Fannie is one of a long line of pets which the couple has tended. Some of the others—including dogs Cream Cheese, Rex and Daisy, and cats Lang and Socrates—are now buried under a grape arbor, which Mr. Therriault points out on the way to the couple’s “guest house.”

The tour continues across the lawn and past the pool and into the couple’s contemporary showplace next door. Different strokes for different folks (but in a good way) might be the best way to describe the secondary home on the property, which was once a Halsey Homestead, according to Mr. Therriault.

The floor plans and general layout are nearly the same in both houses, but the design styles, though complementary, are markedly contrasting. Modernity rules next door at the home Mr. Pintauro and Mr. Therriault use for entertaining. The luxe kitchen could be seen in a magazine advertisement for the most up-to-date amenities and brightly colored contemporary art—many pieces painted by Mr. Pintauro—hangs on the walls.

The couple painstakingly renovated the second house themselves. They said that they made the decision to go in a 180-degree turn from their primary home to give it a different sense of place.

“It’s completely different, but that’s what we like about it,” Mr. Therriault said.

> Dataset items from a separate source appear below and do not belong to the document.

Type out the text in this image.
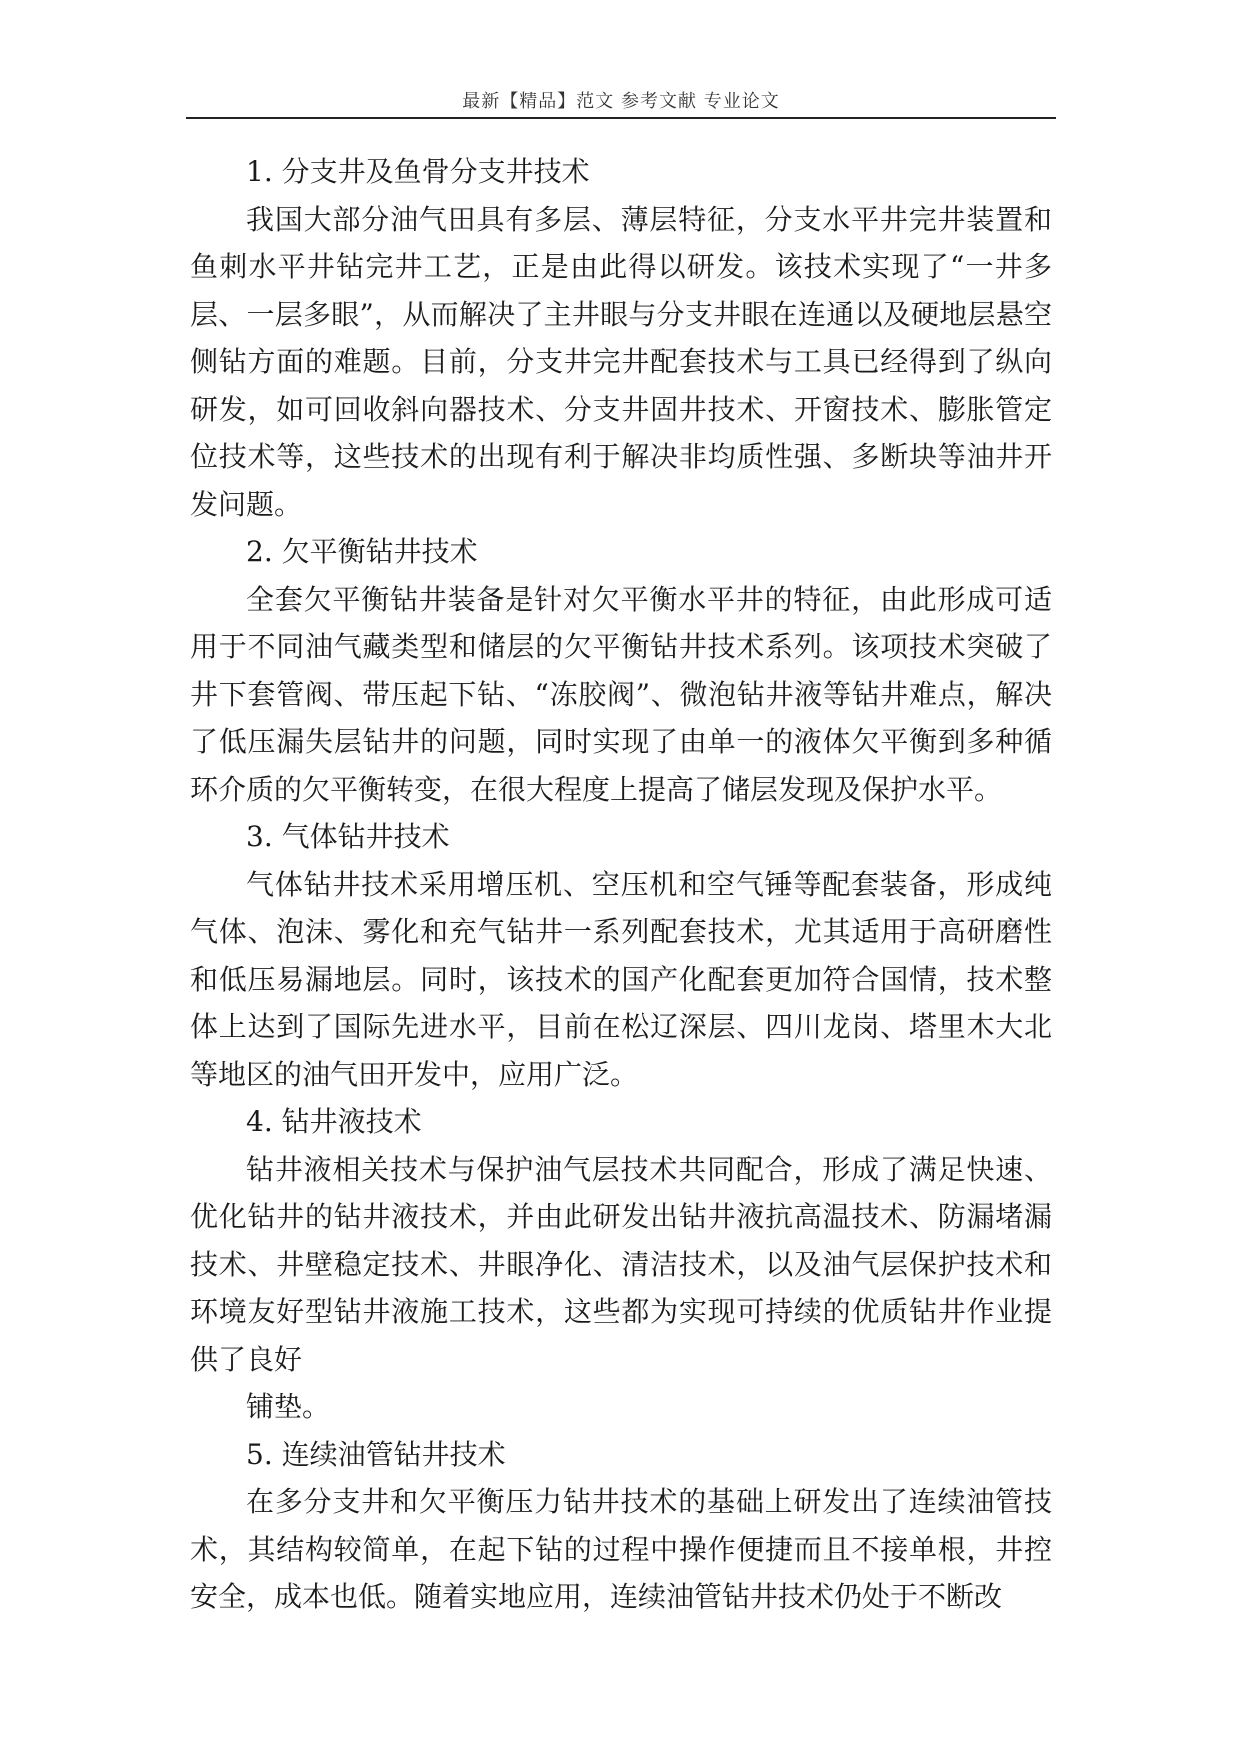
最新【精品】范文 参考文献 专业论文

1. 分支井及鱼骨分支井技术

我国大部分油气田具有多层、薄层特征，分支水平井完井装置和鱼刺水平井钻完井工艺，正是由此得以研发。该技术实现了“一井多层、一层多眼”，从而解决了主井眼与分支井眼在连通以及硬地层悬空侧钻方面的难题。目前，分支井完井配套技术与工具已经得到了纵向研发，如可回收斜向器技术、分支井固井技术、开窗技术、膨胀管定位技术等，这些技术的出现有利于解决非均质性强、多断块等油井开发问题。

2. 欠平衡钻井技术

全套欠平衡钻井装备是针对欠平衡水平井的特征，由此形成可适用于不同油气藏类型和储层的欠平衡钻井技术系列。该项技术突破了井下套管阀、带压起下钻、“冻胶阀”、微泡钻井液等钻井难点，解决了低压漏失层钻井的问题，同时实现了由单一的液体欠平衡到多种循环介质的欠平衡转变，在很大程度上提高了储层发现及保护水平。

3. 气体钻井技术

气体钻井技术采用增压机、空压机和空气锤等配套装备，形成纯气体、泡沫、雾化和充气钻井一系列配套技术，尤其适用于高研磨性和低压易漏地层。同时，该技术的国产化配套更加符合国情，技术整体上达到了国际先进水平，目前在松辽深层、四川龙岗、塔里木大北等地区的油气田开发中，应用广泛。

4. 钻井液技术

钻井液相关技术与保护油气层技术共同配合，形成了满足快速、优化钻井的钻井液技术，并由此研发出钻井液抗高温技术、防漏堵漏技术、井壁稳定技术、井眼净化、清洁技术，以及油气层保护技术和环境友好型钻井液施工技术，这些都为实现可持续的优质钻井作业提供了良好

铺垫。

5. 连续油管钻井技术

在多分支井和欠平衡压力钻井技术的基础上研发出了连续油管技术，其结构较简单，在起下钻的过程中操作便捷而且不接单根，井控安全，成本也低。随着实地应用，连续油管钻井技术仍处于不断改
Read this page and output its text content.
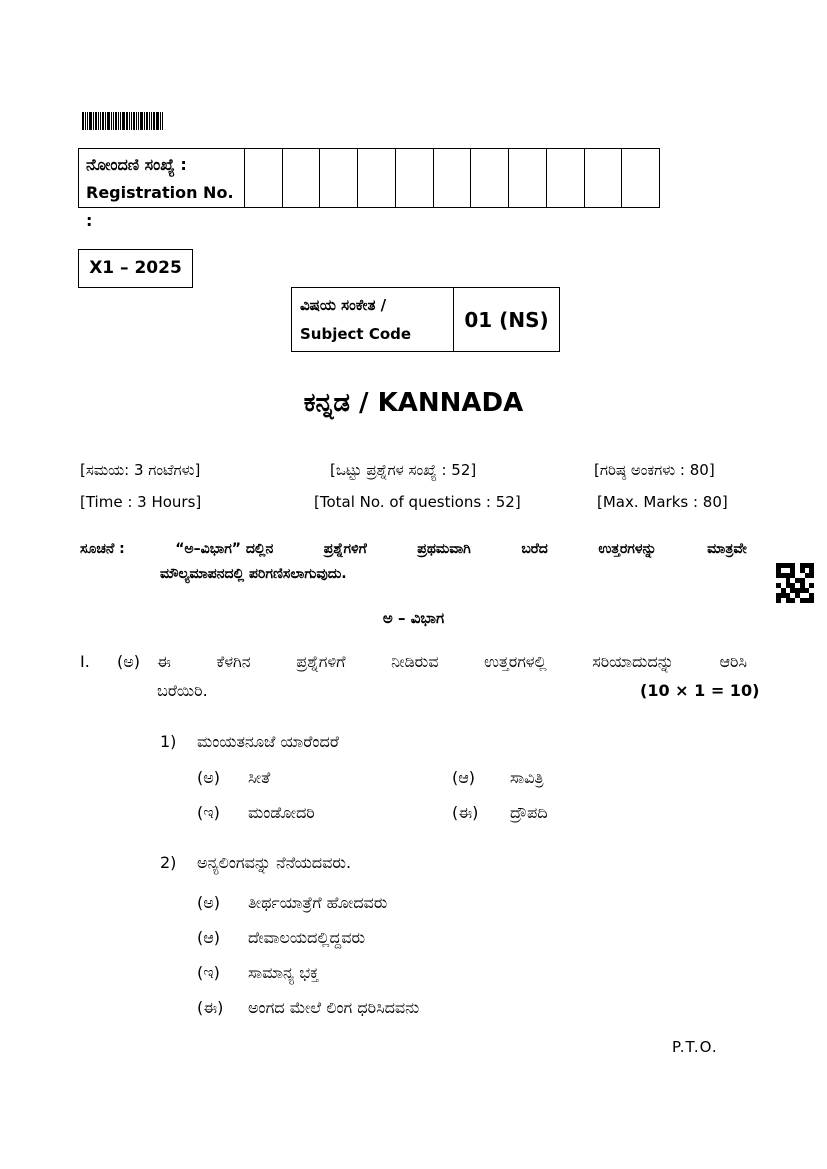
ನೋಂದಣಿ ಸಂಖ್ಯೆ :
Registration No. :
X1 – 2025
ವಿಷಯ ಸಂಕೇತ /
Subject Code
01 (NS)
ಕನ್ನಡ / KANNADA
[ಸಮಯ: 3 ಗಂಟೆಗಳು]	[ಒಟ್ಟು ಪ್ರಶ್ನೆಗಳ ಸಂಖ್ಯೆ : 52]	[ಗರಿಷ್ಠ ಅಂಕಗಳು : 80]
[Time : 3 Hours]	[Total No. of questions : 52]	[Max. Marks : 80]
ಸೂಚನೆ :	“ಅ–ವಿಭಾಗ” ದಲ್ಲಿನ	ಪ್ರಶ್ನೆಗಳಿಗೆ	ಪ್ರಥಮವಾಗಿ	ಬರೆದ	ಉತ್ತರಗಳನ್ನು	ಮಾತ್ರವೇ
ಮೌಲ್ಯಮಾಪನದಲ್ಲಿ ಪರಿಗಣಿಸಲಾಗುವುದು.
ಅ – ವಿಭಾಗ
I. (ಅ) ಈ	ಕೆಳಗಿನ	ಪ್ರಶ್ನೆಗಳಿಗೆ	ನೀಡಿರುವ	ಉತ್ತರಗಳಲ್ಲಿ	ಸರಿಯಾದುದನ್ನು	ಆರಿಸಿ
ಬರೆಯಿರಿ.	(10 × 1 = 10)
1) ಮಂಯತನೂಜೆ ಯಾರೆಂದರೆ
(ಅ) ಸೀತೆ	(ಆ) ಸಾವಿತ್ರಿ
(ಇ) ಮಂಡೋದರಿ	(ಈ) ದ್ರೌಪದಿ
2) ಅನ್ಯಲಿಂಗವನ್ನು ನೆನೆಯದವರು.
(ಅ) ತೀರ್ಥಯಾತ್ರೆಗೆ ಹೋದವರು
(ಆ) ದೇವಾಲಯದಲ್ಲಿದ್ದವರು
(ಇ) ಸಾಮಾನ್ಯ ಭಕ್ತ
(ಈ) ಅಂಗದ ಮೇಲೆ ಲಿಂಗ ಧರಿಸಿದವನು
P.T.O.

There are design nods and references back to the main house, however. For example, the dining room boasts a set of eight Hans Wegner chairs which Mr. Therriault bought at Second Hand Rose in Manhattan many years ago. The design style might be different from the chair in the main house, but the clear acrylic material and mix of antique/modern is the same.

Though house-proud of all the modern conveniences of the secondary residence, it’s apparent that the couple’s primary home is where their hearts truly lie.

“This is the idea of home,” Mr. Pintauro said upon returning to the main house. He added that he and Mr. Therriault are fortunate to enjoy the convenience and functionality of using both homes, pointing out that the guest house is much better equipped for cooking and hosting large dinner parties but the primary residence is a more comfortable fit for them.

“I remember once we had this big group over for dinner and we were all over there [in the guest house],” he said. “But the piano is here so we all came over later to hear the music. People started dancing and singing ... It’s the same house here but it’s so much better.”